В келье старого учителя было полутемно и душно. Приглядевшись, Иван увидел, что его наставник, похудевший вдвое, неподвижно лежит на лавке, вытянув костлявые руки на простыне вдоль тела. И на пальце правой руки изумрудной искрой блистает перстень.
Наклонившись к лицу больного, ученик прислушался. Нет, боярин дышал, и Берладнику сразу стало легче – от того, что успел повидать Петра до его кончины. Тот, оказывается, не спал и, открыв глаза, глухо произнёс:
– Кто здесь? Кто пришёл? Посетитель назвался.
Складки на щеках у вельможи разгладились, почерневшие губы растянулись в улыбке:
– Господи, Иване!.. Как я рад вновь тебя увидеть!
– Да, и я, и я! – Он упал на колени и по-детски уткнулся лбом в тощее плечо старика. – Ты мой друг единственный на этой земле. Все меня покинули… Больше нет надежды…
Бориславич взял его за руку:
– Полно убиваться, дружище. Тридцать лет – разве это возраст? Самый цвет для такого мужа, как ты…
– Ах, не тридцать, а тридцать два, да не в этом дело… Я раздавлен, разбит и утратил веру. Ничего впереди не вижу… Только мрак один.
– Не греши на свою судьбу. И терять надежды нельзя. Я вот умираю, а и то надеялся – встретиться с тобою в последний час. И Всевышний внял мольбам моим. И теперь нет в моей душе скорби и тревог. Так и ты должен ждать и верить.
– Боже мой, во что? – Князь-изгой приподнял лицо, мокрое от слёз.
– В лучшее и светлое. Ты все годы жил мыслью об отмщении, черпал силы в злобе, тёмные вынашивал планы, и поэтому счастье обходило тебя стороной. Отрешись, забудь. Жизнь начни сначала. Праведную, добрую. Возвратись в Берлад – там твоя супруга и сын. Встреться с ними, стань заступником и главой семейства. В церкви помолись, исповедуйся батюшке. И тогда благодать, я уверен, снизойдёт на тебя, и поймёшь, чем заполнить остаток жизни.
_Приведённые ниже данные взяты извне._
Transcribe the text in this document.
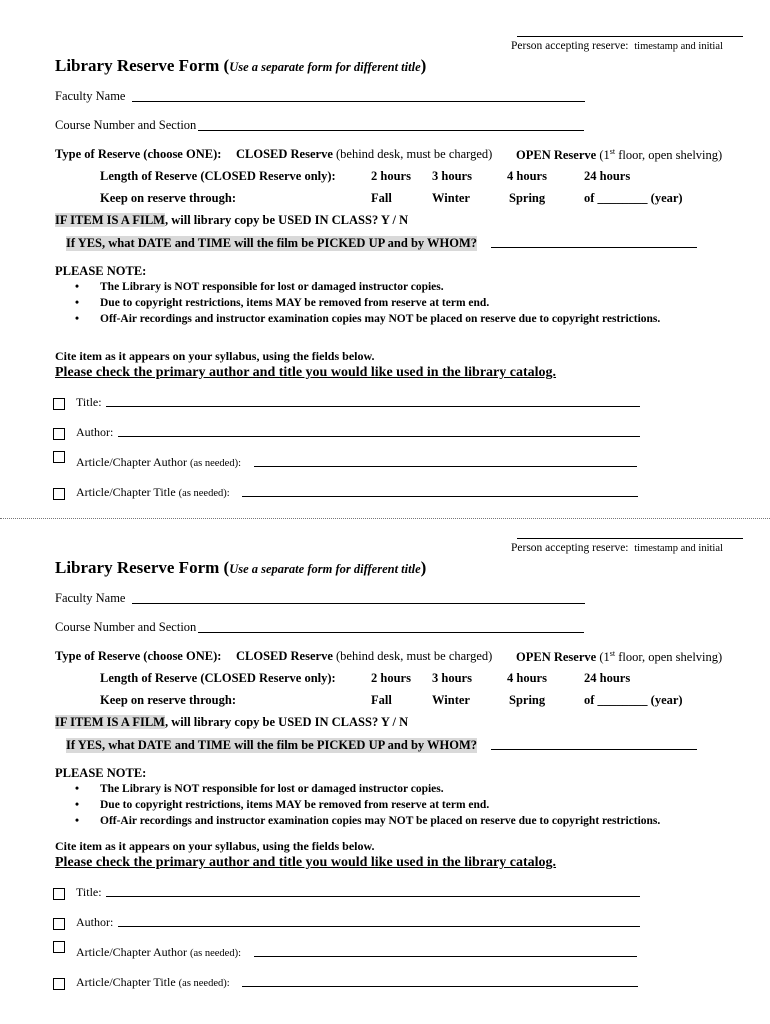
Person accepting reserve: timestamp and initial
Library Reserve Form (Use a separate form for different title)
Faculty Name
Course Number and Section
Type of Reserve (choose ONE): CLOSED Reserve (behind desk, must be charged) OPEN Reserve (1st floor, open shelving)
Length of Reserve (CLOSED Reserve only):	2 hours 3 hours	4 hours	24 hours
Keep on reserve through:	Fall	Winter	Spring	of ________ (year)
IF ITEM IS A FILM, will library copy be USED IN CLASS? Y / N
If YES, what DATE and TIME will the film be PICKED UP and by WHOM?
PLEASE NOTE:
• The Library is NOT responsible for lost or damaged instructor copies.
• Due to copyright restrictions, items MAY be removed from reserve at term end.
• Off-Air recordings and instructor examination copies may NOT be placed on reserve due to copyright restrictions.
Cite item as it appears on your syllabus, using the fields below.
Please check the primary author and title you would like used in the library catalog.
Title:
Author:
Article/Chapter Author (as needed):
Article/Chapter Title (as needed):
Person accepting reserve: timestamp and initial
Library Reserve Form (Use a separate form for different title)
Faculty Name
Course Number and Section
Type of Reserve (choose ONE): CLOSED Reserve (behind desk, must be charged) OPEN Reserve (1st floor, open shelving)
Length of Reserve (CLOSED Reserve only):	2 hours 3 hours	4 hours	24 hours
Keep on reserve through:	Fall	Winter	Spring	of ________ (year)
IF ITEM IS A FILM, will library copy be USED IN CLASS? Y / N
If YES, what DATE and TIME will the film be PICKED UP and by WHOM?
PLEASE NOTE:
• The Library is NOT responsible for lost or damaged instructor copies.
• Due to copyright restrictions, items MAY be removed from reserve at term end.
• Off-Air recordings and instructor examination copies may NOT be placed on reserve due to copyright restrictions.
Cite item as it appears on your syllabus, using the fields below.
Please check the primary author and title you would like used in the library catalog.
Title:
Author:
Article/Chapter Author (as needed):
Article/Chapter Title (as needed):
– Уж не знаю, смогу ли. Всё внутри черно, будто пепелище…
– Вспомни о птице Фениксе, возрождающейся из пепла. Так и ты должен возродиться.
– Я, увы, не Феникс…
Говорили долго. Пётр Бориславич вдруг спросил:
– А который час нынче?
– Да уж полдень, думаю.
– Солнце высоко! А в моей распроклятой келье – словно вечер, сыро и темно. Очень хочется подышать свежим ветерком. Сделай милость, Иване, вытащи меня на простор.
– С превеликой радостью.
В прошлом грузный, похудевший пестун весил мало, и Берладник с лёгкостью поднял его с лавки. Нёс неторопливо и аккуратно, чтобы не задеть за простенки длинной внутренней галереи. Медленно сошёл по ступенькам, пнул подошвой дверь – и безумный солнечный свет брызнул им в глаза, ослепил, объял, тёплый ветер ударил в ноздри.
Сладостно зажмурившись, престарелый учитель пробормотал:
– Божья лепота! Господи Иисусе! Вот ведь благодать! – Он смотрел на милые, с детства знакомые поля, речку Сан и буковый лес на другом её берегу, лодки на воде, птиц над водою; он глядел в бескрайнее голубое небо и на белоснежные облака, улыбался и повторял: – Что ещё в жизни надо? Есть ли более весомое счастье?
Нежно посмотрел на ученика:
– Милый мой Иване… ты мне вместо сына… Как же хорошо, что мы свиделись!.. Чай, устал держать? Сделай милость, дай мне прикоснуться к земле.
Подогнув колени, тот неспешно посадил его у края тропинки.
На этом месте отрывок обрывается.